A lire pour mieux comprendre la mise en pratique organisationnelle: Le Printemps des Sayanim.

http://www.dafina.net/gazette/article/jacob-cohen-versus-mossad-par-jean-marc-desanti

http://fr.wikipedia.org/wiki/Sayanim

http://jacobdemeknes.blogspot.fr/2012/09/le-printemps-des-sayanim-interview-de.html

A telecharger   http://pdf.lu/2kg7

———————————
Et aussi:  http://fr.wikisource.org/wiki/Programme_du_Conseil_national_de_la_Résistance
—————————————
ET enfin:  http://www.challenges.fr/magazine/analyse/0094.005304/ 

  From:  Denis Kessler (Voir également sur ce nom “CRIF”, “Le Siecle"et “MEDEF”)

Adieu 1945, raccrochons notre pays au monde !
Le modèle social français est le pur produit du Conseil national de la Résistance. Un compromis entre gaullistes et communistes. Il est grand temps de le réformer, et le gouvernement s’y emploie.
etc.. 

C'est vraiment autre chose ....

Article lié : Le fascisme réel

Bernard Scaringella

  10/06/2014

Que du fascisme!

Le néo-logisme de néo-libéralisme ne peut pas être catalogué
fasciste. Qu’il soit un autre nom pour le capitalisme-ploutocratie-mondialisé est plus prometteur.

Le fascisme est anti-bourgeois et anti-républicain; pas le système.
Le fascisme est anti international; pas le système.
Le fascisme est anti libéral; pas le système.
Le fascisme est anti rationnel; pas le système complètement en symbiose avec la Techné aboutissement de la rationalité.
Le fascisme est anti individualiste; pas le système.
Le fascisme est anti juif; pas le système.

Bref le système n’est pas fasciste. Totalitaire? Oui.

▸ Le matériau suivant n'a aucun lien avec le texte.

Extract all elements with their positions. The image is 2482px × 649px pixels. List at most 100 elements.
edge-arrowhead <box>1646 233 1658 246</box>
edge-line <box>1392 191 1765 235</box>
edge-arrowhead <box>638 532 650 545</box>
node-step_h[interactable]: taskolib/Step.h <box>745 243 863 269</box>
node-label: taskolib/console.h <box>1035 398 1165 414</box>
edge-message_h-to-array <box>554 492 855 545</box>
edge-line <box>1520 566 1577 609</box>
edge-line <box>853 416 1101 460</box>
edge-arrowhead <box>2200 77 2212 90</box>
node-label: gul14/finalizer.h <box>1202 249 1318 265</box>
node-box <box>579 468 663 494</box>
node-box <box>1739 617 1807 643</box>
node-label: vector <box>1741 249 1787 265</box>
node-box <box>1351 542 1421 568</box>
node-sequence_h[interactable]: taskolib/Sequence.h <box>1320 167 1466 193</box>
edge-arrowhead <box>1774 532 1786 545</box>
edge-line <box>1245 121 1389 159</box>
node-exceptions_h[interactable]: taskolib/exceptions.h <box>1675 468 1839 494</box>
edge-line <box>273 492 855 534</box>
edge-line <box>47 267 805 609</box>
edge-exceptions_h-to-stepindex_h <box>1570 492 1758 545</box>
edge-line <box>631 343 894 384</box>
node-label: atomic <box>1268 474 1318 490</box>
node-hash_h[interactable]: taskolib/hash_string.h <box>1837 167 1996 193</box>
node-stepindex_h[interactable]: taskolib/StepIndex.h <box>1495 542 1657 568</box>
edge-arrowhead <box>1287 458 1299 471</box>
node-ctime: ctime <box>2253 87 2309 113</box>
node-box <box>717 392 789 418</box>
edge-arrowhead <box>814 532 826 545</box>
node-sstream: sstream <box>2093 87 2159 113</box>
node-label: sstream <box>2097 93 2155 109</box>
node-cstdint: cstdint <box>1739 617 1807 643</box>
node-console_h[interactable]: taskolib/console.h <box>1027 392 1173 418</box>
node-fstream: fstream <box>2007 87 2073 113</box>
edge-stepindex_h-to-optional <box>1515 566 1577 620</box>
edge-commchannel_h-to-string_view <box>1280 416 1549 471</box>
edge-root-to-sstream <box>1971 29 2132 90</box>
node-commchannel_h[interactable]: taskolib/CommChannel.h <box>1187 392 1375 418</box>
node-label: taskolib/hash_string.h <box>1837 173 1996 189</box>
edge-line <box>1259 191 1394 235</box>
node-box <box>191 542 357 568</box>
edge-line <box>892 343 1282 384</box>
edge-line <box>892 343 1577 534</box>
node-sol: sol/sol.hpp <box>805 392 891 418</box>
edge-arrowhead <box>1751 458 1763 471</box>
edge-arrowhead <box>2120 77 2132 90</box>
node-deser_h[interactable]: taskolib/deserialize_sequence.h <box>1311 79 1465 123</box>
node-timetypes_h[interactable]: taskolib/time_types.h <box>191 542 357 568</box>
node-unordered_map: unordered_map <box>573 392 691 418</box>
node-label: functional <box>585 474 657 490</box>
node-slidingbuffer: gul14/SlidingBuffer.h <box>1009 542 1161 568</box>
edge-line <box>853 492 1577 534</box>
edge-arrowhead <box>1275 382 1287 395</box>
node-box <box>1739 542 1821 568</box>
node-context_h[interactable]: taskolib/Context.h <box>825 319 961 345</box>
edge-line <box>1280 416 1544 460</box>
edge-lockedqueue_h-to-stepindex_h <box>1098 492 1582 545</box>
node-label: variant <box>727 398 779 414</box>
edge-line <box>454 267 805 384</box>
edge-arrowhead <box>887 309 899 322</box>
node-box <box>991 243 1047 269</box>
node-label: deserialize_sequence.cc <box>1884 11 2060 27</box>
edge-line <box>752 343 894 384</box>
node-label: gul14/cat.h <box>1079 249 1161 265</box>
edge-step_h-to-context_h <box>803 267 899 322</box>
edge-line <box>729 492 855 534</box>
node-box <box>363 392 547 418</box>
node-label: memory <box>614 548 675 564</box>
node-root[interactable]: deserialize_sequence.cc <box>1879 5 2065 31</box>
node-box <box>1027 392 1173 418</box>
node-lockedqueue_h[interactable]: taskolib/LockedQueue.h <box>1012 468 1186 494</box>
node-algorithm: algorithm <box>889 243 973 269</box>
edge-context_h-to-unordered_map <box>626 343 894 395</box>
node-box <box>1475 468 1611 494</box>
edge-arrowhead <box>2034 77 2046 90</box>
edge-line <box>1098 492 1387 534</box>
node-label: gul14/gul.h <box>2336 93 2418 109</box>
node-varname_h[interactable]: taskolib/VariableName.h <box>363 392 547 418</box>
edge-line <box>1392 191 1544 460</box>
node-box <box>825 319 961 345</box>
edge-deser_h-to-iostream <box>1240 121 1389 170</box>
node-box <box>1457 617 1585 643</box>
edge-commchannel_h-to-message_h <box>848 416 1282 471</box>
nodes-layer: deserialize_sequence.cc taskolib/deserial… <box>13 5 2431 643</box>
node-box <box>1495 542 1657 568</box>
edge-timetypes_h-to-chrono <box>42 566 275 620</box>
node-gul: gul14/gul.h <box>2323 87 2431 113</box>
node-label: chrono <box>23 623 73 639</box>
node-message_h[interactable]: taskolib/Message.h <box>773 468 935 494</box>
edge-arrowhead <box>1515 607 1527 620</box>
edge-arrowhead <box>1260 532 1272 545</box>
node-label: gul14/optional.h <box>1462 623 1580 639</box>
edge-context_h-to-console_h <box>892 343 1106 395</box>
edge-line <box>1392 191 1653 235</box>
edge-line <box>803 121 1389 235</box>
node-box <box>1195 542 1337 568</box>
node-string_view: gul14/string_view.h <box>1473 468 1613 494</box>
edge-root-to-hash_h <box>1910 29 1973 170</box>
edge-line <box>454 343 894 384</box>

Et puis le fascisme est mort et enterré depuis tellement longtemps.
Et le FN n’est pas fasciste s’il l’a jamais été.
Enfin le vocable fascisme recouvre un tel nombre de tendances
entre 1880 et 1925 (avant de se cristalliser en Italie) que le concept
de fascisme n’existe pour ainsi dire pas. Seuls les grand traits
énoncés plus haut semble tous les concerner, à des degrés
divers. C’est donc un merveilleux arbre qui cache la forêt, un
attrape-mouches pour capter les 15% à 30% d’énervés, comme
les partis écolos captent 5 à 15% de déçus de la société de con-
sommation.

Pourtant le système est bien bâti sur un modèle et des fondations.
Le voir comme irrationnel c’est ne pas avoir identifié le modèle.
Le voir comme seulement mu par l’instinct, la pulsion c’est ne pas
avoir identifié le modèle. Le voir comme pur matérialisme et
déchainement de la matière c’est ne pas avoir identifié le modèle.